If you’re stuck working out what to write for your first blog post, check out our content cheat sheet over here. It’s a step by step guide on writing engaging content for your audience.

Be social

Social media is a fantastic resource for growing your business and keeping in contact with customers and alluring new ones. In today’s climate the choice of platforms can be overwhelming so it is important to hone in on two or three, as opposed to trying to have a presence across Facebook, Twitter, Instagram, Pinterest, Snapchat, YouTube, Tumblr, Google Plus and everything in between. Tinder probably isn’t necessary.

Creating a consistent brand identity across, for example, Facebook, Twitter and Instagram would be enough if that suits your business and your audience. If you are targeting an age range of 18-25-year-olds then Snapchat might be more worthwhile than Facebook.

Encourage customers to share their experiences using a dedicated hashtag, and engage with any mentions you may receive. Sure, a simple ‘like’ notifies the sender that you have seen their message, but why not quote the tweet and share it with your followers? Show them you care.

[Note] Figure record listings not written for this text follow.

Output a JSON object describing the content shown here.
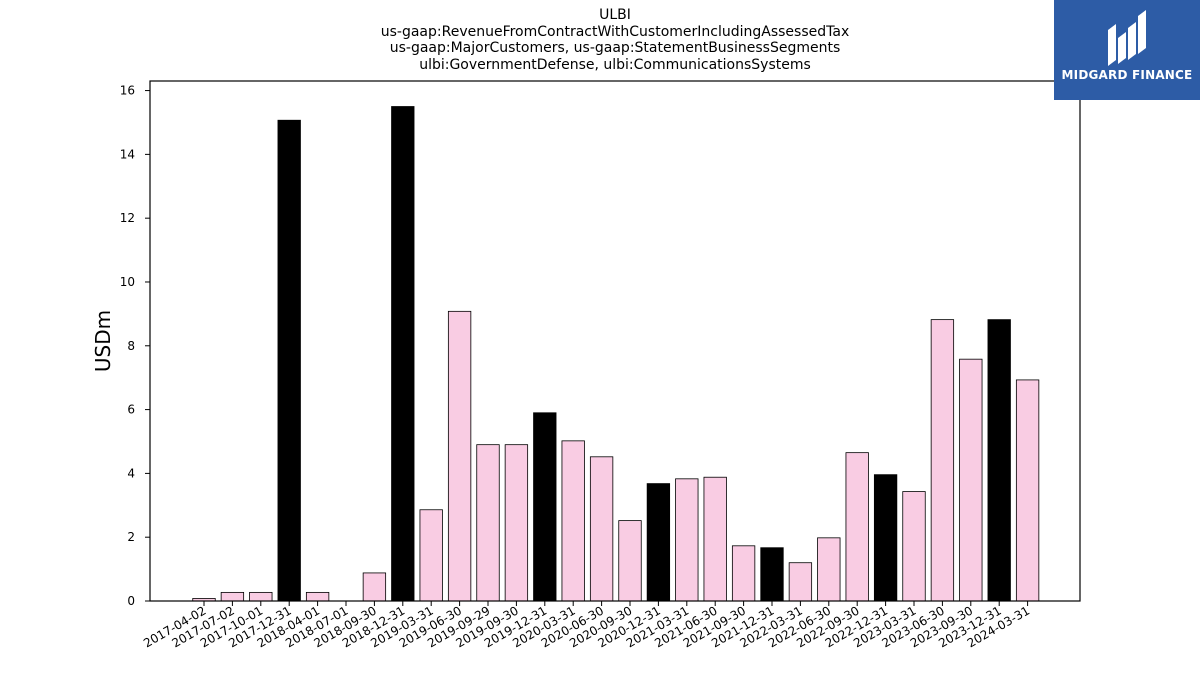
{
  "title_lines": [
    "ULBI",
    "us-gaap:RevenueFromContractWithCustomerIncludingAssessedTax",
    "us-gaap:MajorCustomers, us-gaap:StatementBusinessSegments",
    "ulbi:GovernmentDefense, ulbi:CommunicationsSystems"
  ],
  "logo": {
    "text": "MIDGARD FINANCE",
    "background": "#2d5ca6"
  },
  "colors": {
    "pink": "#f9cce3",
    "black": "#000000",
    "edge": "#000000"
  },
  "chart_data": {
    "type": "bar",
    "title": "ULBI",
    "ylabel": "USDm",
    "xlabel": "",
    "ylim": [
      0,
      16.3
    ],
    "yticks": [
      0,
      2,
      4,
      6,
      8,
      10,
      12,
      14,
      16
    ],
    "grid": false,
    "categories": [
      "2017-04-02",
      "2017-07-02",
      "2017-10-01",
      "2017-12-31",
      "2018-04-01",
      "2018-07-01",
      "2018-09-30",
      "2018-12-31",
      "2019-03-31",
      "2019-06-30",
      "2019-09-29",
      "2019-09-30",
      "2019-12-31",
      "2020-03-31",
      "2020-06-30",
      "2020-09-30",
      "2020-12-31",
      "2021-03-31",
      "2021-06-30",
      "2021-09-30",
      "2021-12-31",
      "2022-03-31",
      "2022-06-30",
      "2022-09-30",
      "2022-12-31",
      "2023-03-31",
      "2023-06-30",
      "2023-09-30",
      "2023-12-31",
      "2024-03-31"
    ],
    "values": [
      0.08,
      0.27,
      0.27,
      15.07,
      0.27,
      0.0,
      0.88,
      15.5,
      2.86,
      9.08,
      4.9,
      4.9,
      5.9,
      5.02,
      4.52,
      2.52,
      3.68,
      3.83,
      3.88,
      1.73,
      1.67,
      1.2,
      1.98,
      4.65,
      3.96,
      3.43,
      8.82,
      7.58,
      8.82,
      6.93
    ],
    "bar_colors": [
      "pink",
      "pink",
      "pink",
      "black",
      "pink",
      "pink",
      "pink",
      "black",
      "pink",
      "pink",
      "pink",
      "pink",
      "black",
      "pink",
      "pink",
      "pink",
      "black",
      "pink",
      "pink",
      "pink",
      "black",
      "pink",
      "pink",
      "pink",
      "black",
      "pink",
      "pink",
      "pink",
      "black",
      "pink"
    ]
  }
}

Emojis can also give the business a winking-face-style boost. Love ‘em or hate ‘em, emojis are taking over. Adding an emoji or two to your tweet or Facebook post will stand out on your followers’ timeline.

Beat the competition

Awards are handed out for pretty much everything you can think of nowadays so no matter how niche your company may be, you can bet there is a competition worth entering. A snazzy certificate at reception, a message on your website or mention in a blog, pointing out that your company scooped first place in a local, regional or even national competition will stick in the mind.

A piece in the local newspaper celebrating your win will raise your profile ever further. People do still read them, even if just online.

Even if you do not win such a competition – most of which will be free to enter, by the way – the experience will allow you to assess where your business may need tweaking. There’ll always be next year!